Rodster001 has asked for the wisdom of the Perl Monks concerning the following question:

Hello!

Sorry if this has been asked before, I looked though the Q&A and the web a little. The problem is I don't really know what I am really looking for (not sure what these types of characters are called).

I have some files with some funkyness like this:

Is there a way to match these types of characters? I tried a few things. I thought they might be control characters but \cK or \000-\037 approach didn't work.

Can someone point me in the right direction? Thanks!

UPDATE: The solution I came up with was to convert the string to Hex and then check if those values fell outside a certain range (commonly used characters have lower value). So, checking if the Hex value was > 150 helped me to identify any problem areas and replace those characters.

  • Comment on Matching  & € type characters with a regex

Replies are listed 'Best First'.
Re: Matching  & € type characters with a regex
by ikegami (Patriarch) on Feb 12, 2009 at 18:30 UTC

    It seems you are displaying UTF-8 as iso-latin-1 or similar. "Â" is not a character, "®" is the encoding of one character. Decode your encoded strings on input. Appropriately encode your decoded strings on output.

      Ok. Sooooo... what do I do? I can go though and find all the characters and do s/Â//gsi for each character. Or, is there an easier way to match these types of characters?
        First you have to understand what character encodings are, and how they are handled in Perl.

        I've written this article to explain that, and there's also a lot of other useful information: perluniintro, Encode, perlunicode.

        If you decode the input as I suggested, you won't have any "Â" or even "®", just the single character those bytes represent. There isn't anything to search and replace.
Re: Matching  & € type characters with a regex
by graff (Chancellor) on Feb 13, 2009 at 05:20 UTC
    Just for grins, download the script I posted here a while ago: tlu -- TransLiterate Unicode. Run your "funky" data through that script and see what comes out.

    If you see stuff that looks like \x{02BC} or \x{2019} then what you have is utf8 text data with some "wide" characters in it, and your initial problem, as explained by ikegami, is that you aren't looking at it the right way or using the right tools to view it. The "tlu" script converts wide characters into their "literal" hex-numeric code-point form, using perl syntax by default.

    Some of your wide characters will have ascii and (single-byte) Latin-1 equivalents (e.g. the apostrophe or right-single-quote mark or the copyright symbol), but some might not. By reading the data as utf8 (the way it's supposed to be read), there are lots of ways in perl to easily fix or remove them as you see fit.

      So, running those three lines though your script I got exactly what you expected:
      Course\x{fffd} Syllabus\x{fffd} Operator\x{2019}s Manual Windows\x{00ae} Version 5.2
      Now, I can think of several ways to go from here. My converting to hex (in my update above) worked but wasn't really ideal (the (R) mark would have been tossed).

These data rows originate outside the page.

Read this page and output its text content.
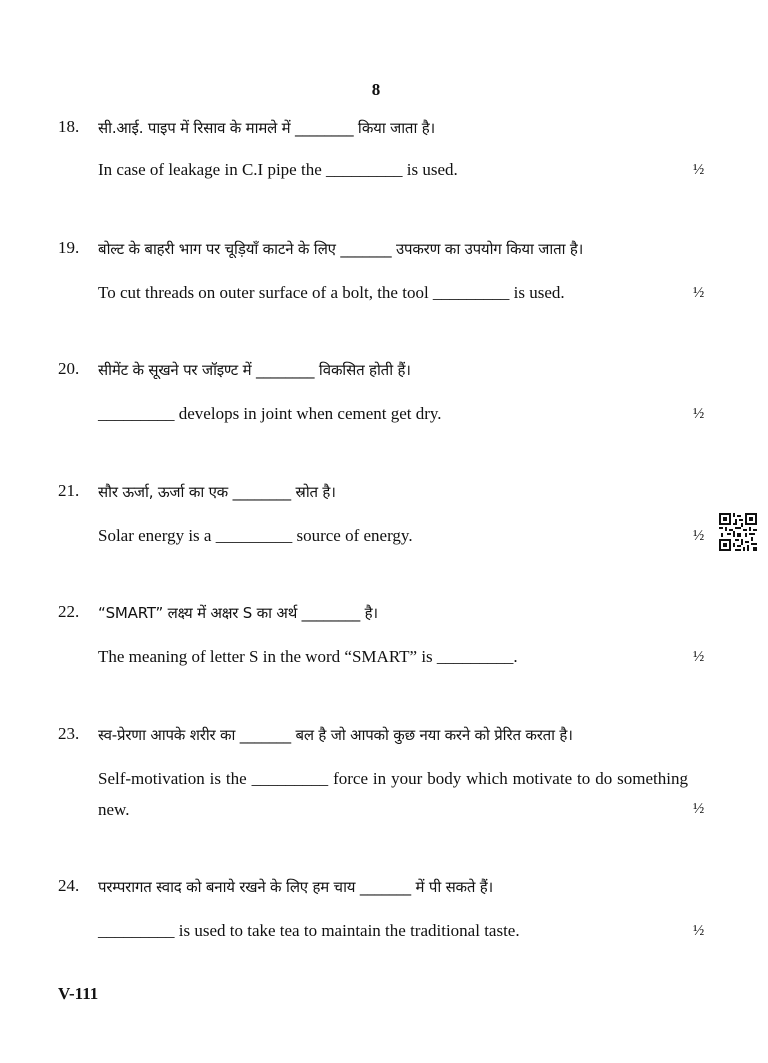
8
18. सी.आई. पाइप में रिसाव के मामले में ________ किया जाता है।
In case of leakage in C.I pipe the _________ is used.	½
19. बोल्ट के बाहरी भाग पर चूड़ियाँ काटने के लिए _______ उपकरण का उपयोग किया जाता है।
To cut threads on outer surface of a bolt, the tool _________ is used.	½
20. सीमेंट के सूखने पर जॉइण्ट में ________ विकसित होती हैं।
_________ develops in joint when cement get dry.	½
21. सौर ऊर्जा, ऊर्जा का एक ________ स्रोत है।
Solar energy is a _________ source of energy.	½
22. “SMART” लक्ष्य में अक्षर S का अर्थ ________ है।
The meaning of letter S in the word “SMART” is _________.	½
23. स्व-प्रेरणा आपके शरीर का _______ बल है जो आपको कुछ नया करने को प्रेरित करता है।
Self-motivation is the _________ force in your body which motivate to do something new.	½
24. परम्परागत स्वाद को बनाये रखने के लिए हम चाय _______ में पी सकते हैं।
_________ is used to take tea to maintain the traditional taste.	½
V-111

      If your goal was to convert those three lines into this:

      Course Syllabus Operator's Manual Windows® Version 5.2
      What would you do next?

      Thanks for the help!

        There's a discussion on normalising accents in The Björk Situation.

        I use thundergnat's approach but note the limitations pointed out by other monks.

        Perhaps this could be adapteded to suit your needs?

        The "fffd" characters are the unicode "replacement character", which is what you get when something tries to convert non-unicode data, assuming that it's some particular character set, into unicode, and the process comes across a byte value or byte sequence that shouldn't really exist in the original character set (and so cannot be mapped to a meaningful unicode character).

        In this particular case, the data going into tlu was utf8 (based on the correct rendering of the "right-single-quote" and the symbol following "Windows", but the characters after "Course" and Syllabus" were already messed up before going into tlu.

        For things that aren't messed up, you either s/widechar/asciichar/g; (e.g. s/\x{2019}/'/g) or you tr/widechar//d (i.e. get rid of them). For fffd, probably best just get rid of it, but maybe figure out what put it there in the first place.